# Pompanooooo



## holdisheadup (May 25, 2014)

Wore the pomps out, the yungin and I on the pier bout three weeks ago









Sent from my DROID RAZR using Tapatalk


----------



## Snatch it (Feb 17, 2009)

Way to go


----------



## GROUPERKING (Sep 28, 2011)

Nice mess of pompano !


----------



## holdisheadup (May 25, 2014)

Thanks guys all were caught off, my favorite, jigs!!!!!


----------



## Gulflady (Jun 19, 2010)

Wow, congrats!
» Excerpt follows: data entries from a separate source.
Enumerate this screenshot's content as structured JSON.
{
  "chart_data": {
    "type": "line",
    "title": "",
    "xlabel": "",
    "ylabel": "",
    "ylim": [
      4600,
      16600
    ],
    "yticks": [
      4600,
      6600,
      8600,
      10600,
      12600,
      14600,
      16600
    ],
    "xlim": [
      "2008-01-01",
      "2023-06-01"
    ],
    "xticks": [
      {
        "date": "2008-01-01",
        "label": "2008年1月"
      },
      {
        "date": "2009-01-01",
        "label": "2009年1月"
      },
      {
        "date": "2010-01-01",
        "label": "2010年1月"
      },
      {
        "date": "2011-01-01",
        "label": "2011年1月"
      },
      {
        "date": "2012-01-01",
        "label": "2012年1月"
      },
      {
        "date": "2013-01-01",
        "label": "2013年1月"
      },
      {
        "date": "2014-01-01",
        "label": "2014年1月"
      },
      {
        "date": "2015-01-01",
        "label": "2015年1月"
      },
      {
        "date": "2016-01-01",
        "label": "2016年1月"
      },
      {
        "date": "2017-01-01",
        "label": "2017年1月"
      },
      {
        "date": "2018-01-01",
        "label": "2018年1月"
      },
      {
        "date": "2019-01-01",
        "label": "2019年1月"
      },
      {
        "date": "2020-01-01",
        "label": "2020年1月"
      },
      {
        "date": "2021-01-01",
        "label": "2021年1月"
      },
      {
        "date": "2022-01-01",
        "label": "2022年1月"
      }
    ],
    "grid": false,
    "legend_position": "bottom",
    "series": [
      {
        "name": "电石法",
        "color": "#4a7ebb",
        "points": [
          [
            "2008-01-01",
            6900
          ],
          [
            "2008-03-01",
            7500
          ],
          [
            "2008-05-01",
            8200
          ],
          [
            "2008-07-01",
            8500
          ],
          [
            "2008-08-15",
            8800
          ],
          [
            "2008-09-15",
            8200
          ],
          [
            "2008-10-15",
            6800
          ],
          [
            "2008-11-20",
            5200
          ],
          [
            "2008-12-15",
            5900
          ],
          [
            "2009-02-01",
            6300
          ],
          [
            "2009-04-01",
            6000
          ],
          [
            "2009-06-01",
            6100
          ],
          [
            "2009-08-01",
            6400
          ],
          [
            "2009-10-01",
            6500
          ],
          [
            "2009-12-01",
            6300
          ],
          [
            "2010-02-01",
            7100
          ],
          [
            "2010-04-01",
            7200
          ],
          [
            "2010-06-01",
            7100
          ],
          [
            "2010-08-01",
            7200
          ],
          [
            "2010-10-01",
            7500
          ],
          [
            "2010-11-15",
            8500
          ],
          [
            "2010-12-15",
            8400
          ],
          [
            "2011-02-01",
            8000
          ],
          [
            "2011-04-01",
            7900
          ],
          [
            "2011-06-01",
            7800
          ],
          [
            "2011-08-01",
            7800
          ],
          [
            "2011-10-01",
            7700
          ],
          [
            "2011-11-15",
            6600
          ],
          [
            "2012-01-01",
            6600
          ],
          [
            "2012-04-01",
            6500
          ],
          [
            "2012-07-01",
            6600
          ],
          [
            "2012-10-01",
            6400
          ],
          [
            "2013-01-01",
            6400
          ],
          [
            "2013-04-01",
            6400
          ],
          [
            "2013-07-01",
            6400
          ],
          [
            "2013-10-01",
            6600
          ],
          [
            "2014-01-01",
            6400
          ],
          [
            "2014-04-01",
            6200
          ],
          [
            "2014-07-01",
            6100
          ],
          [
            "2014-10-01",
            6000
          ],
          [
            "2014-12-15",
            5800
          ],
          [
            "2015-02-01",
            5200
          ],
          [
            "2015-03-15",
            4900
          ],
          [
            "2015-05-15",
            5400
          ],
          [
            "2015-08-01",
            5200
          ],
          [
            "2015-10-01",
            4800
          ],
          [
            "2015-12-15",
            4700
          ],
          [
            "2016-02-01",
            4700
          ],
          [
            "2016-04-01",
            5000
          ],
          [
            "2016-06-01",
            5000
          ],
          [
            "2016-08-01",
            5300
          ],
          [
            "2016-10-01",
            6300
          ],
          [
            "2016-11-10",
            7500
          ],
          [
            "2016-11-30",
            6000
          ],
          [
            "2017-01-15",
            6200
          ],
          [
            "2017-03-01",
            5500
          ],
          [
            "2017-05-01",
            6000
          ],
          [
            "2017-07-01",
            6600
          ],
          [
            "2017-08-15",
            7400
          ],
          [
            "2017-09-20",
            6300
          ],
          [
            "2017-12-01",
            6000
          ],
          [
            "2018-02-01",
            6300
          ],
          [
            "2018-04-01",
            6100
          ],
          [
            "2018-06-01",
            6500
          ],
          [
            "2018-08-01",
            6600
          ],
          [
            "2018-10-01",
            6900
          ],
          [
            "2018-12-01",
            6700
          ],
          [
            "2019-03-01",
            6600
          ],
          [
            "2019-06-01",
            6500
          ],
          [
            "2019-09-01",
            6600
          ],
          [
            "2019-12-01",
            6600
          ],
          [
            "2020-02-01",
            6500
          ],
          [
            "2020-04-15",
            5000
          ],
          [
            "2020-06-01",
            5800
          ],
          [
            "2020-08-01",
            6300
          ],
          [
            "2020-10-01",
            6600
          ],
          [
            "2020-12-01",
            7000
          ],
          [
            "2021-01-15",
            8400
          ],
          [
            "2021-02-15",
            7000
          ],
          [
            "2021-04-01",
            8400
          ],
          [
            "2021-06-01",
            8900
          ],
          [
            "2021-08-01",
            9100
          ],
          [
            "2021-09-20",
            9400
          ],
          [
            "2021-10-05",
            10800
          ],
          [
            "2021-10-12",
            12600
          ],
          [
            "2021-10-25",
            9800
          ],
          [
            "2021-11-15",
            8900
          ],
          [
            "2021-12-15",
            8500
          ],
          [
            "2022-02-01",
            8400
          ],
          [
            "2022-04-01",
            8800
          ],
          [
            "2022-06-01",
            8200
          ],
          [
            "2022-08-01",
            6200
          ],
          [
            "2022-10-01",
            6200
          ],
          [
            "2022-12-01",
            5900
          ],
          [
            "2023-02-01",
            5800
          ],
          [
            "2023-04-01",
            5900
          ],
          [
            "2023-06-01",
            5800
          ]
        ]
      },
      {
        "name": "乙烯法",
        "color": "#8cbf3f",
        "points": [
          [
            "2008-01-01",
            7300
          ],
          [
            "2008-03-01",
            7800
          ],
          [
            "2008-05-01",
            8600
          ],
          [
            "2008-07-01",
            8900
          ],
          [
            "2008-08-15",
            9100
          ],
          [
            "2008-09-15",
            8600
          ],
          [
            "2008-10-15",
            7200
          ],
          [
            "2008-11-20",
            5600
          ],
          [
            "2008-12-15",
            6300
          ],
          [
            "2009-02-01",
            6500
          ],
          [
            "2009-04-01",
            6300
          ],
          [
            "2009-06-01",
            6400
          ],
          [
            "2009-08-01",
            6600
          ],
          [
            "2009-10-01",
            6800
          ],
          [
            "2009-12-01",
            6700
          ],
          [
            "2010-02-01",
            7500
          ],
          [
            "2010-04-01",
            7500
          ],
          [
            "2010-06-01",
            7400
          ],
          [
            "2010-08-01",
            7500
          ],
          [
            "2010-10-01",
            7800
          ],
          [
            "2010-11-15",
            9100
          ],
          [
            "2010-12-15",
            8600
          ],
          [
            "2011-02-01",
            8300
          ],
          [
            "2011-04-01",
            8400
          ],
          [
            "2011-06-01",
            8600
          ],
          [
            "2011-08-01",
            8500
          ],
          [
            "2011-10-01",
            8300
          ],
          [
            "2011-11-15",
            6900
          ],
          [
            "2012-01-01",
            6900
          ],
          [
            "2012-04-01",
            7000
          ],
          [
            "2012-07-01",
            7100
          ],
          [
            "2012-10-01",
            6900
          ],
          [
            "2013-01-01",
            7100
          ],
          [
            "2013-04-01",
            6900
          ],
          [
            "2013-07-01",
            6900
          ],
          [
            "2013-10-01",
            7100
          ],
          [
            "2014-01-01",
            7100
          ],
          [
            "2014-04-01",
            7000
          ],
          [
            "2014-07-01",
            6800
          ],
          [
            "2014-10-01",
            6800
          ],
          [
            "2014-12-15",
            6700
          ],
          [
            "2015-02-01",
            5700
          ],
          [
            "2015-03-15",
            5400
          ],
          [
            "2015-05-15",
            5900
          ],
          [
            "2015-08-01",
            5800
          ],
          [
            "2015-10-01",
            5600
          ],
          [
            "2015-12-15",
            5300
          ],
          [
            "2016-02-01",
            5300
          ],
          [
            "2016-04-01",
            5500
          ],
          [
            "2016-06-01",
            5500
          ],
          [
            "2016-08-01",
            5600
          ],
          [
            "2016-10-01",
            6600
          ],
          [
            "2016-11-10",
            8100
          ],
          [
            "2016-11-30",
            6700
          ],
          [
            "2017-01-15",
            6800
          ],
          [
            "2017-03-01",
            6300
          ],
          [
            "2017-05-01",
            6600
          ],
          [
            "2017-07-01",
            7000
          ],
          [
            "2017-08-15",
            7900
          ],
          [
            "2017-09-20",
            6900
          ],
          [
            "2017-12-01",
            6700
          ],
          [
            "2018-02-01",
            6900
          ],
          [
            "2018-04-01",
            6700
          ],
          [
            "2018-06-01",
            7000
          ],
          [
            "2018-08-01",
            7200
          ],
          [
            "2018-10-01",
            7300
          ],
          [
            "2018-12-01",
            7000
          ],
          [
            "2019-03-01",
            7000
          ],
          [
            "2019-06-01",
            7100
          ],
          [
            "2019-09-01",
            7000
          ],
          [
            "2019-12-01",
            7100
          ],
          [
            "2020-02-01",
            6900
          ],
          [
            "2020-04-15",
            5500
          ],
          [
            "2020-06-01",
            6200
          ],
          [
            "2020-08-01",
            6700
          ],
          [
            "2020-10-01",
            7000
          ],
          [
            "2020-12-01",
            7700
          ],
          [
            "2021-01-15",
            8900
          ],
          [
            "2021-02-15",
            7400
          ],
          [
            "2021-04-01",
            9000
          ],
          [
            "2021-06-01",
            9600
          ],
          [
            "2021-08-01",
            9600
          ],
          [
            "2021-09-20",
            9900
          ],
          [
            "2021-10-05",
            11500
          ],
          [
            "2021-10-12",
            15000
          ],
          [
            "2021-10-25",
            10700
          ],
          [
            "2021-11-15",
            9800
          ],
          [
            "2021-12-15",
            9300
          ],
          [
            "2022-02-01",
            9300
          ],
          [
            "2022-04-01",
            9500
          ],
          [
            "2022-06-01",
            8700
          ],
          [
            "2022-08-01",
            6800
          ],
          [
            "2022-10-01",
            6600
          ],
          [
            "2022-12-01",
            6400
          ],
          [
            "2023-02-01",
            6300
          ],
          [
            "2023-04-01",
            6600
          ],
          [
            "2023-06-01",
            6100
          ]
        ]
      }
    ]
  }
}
And I just caught my first pomp yesterday, way to go!


----------



## WhyMe (Apr 21, 2013)

Nice.
WhyMe 
Mako My Dayo


----------



## wtbfishin (Dec 2, 2011)

That is beautiful!!!:thumbsup:


----------



## Mike Moore (Feb 10, 2010)

Love it when they chug the jigs! I hate fishing set rigs.


----------



## Fishermon (Oct 19, 2007)

awesome....man..thanks for the report.

I need to get out there get me some.


----------



## holdisheadup (May 25, 2014)

I think it has slowed down a little but you can still get them if you jig till your arm falls off!! Gotta do a lot of blind casting

Sent from my DROID RAZR using Tapatalk


----------



## Fishermon (Oct 19, 2007)

what pier is this?


----------



## holdisheadup (May 25, 2014)

Pensacola Beach pier


----------



## pompano67 (Oct 28, 2013)

Congrats man...awesome mess of pomps...Just goes to show you got to stay with it....I've been treated for pomp elbow myself lol.


----------



## Carnage1562000 (May 22, 2014)

Do you jig off the bottom? And congrats! Those are some pretty fish!


----------



## holdisheadup (May 25, 2014)

Yea mostly off the bottom


----------